Modern invented blend of Ava or Avery with the popular -lyn suffix.
Avilyn joins two etymological worlds with quiet elegance. The 'Avi-' element derives from the Hebrew אָבִי ('avi'), meaning 'my father' — an intimate possessive that appears throughout the Hebrew Bible as both a prefix in names like Abigail (אֲבִיגַיִל, 'my father is joy') and as a standalone name of divine address. In contemporary Hebrew naming, Avi is used as an independent name, warm and familiar.
The '-lyn' suffix comes from the Welsh 'llyn,' meaning 'lake' or 'pool,' a suffix that has become one of the most productive in English feminine naming, appearing in Carolyn, Evelyn, Jocelyn, and Marilyn — names whose musical ending has given '-lyn' an independent life as a feminine marker. The result is a name that is simultaneously familial and natural, suggesting both the intimacy of Hebrew family naming and the still-water imagery of Welsh landscape. Evelyn, Avilyn's nearest phonetic relative, has a long literary and aristocratic history in Britain, and Avilyn inherits some of that elegant air while redirecting it with a more explicitly Hebraic first syllable.
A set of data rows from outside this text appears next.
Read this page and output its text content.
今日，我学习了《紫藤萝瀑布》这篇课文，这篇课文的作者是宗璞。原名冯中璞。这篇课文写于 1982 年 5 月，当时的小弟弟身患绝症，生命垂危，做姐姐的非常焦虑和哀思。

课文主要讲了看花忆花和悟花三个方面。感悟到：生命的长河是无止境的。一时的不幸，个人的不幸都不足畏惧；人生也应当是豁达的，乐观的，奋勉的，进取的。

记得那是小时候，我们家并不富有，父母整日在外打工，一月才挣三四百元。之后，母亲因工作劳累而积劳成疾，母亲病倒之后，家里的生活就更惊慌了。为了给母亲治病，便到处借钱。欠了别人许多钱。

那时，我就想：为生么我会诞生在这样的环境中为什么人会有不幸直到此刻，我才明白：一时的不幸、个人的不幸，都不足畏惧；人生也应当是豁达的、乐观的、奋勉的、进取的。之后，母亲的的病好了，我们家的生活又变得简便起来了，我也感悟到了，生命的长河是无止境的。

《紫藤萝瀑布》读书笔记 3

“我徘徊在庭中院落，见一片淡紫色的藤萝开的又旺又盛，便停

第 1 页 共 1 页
The name also carries an aural closeness to Aveline, a medieval Norman-French name of Germanic origin meaning 'hazelnut' — adding a faint medieval echo to a name that otherwise feels entirely contemporary. Avilyn emerged as parents sought names that honored Jewish heritage while fitting comfortably into multicultural American and British naming landscapes. It achieves this beautifully — the Avi is unmistakably rooted, while the -lyn makes it immediately accessible, creating a name that is both a statement of identity and an open introduction.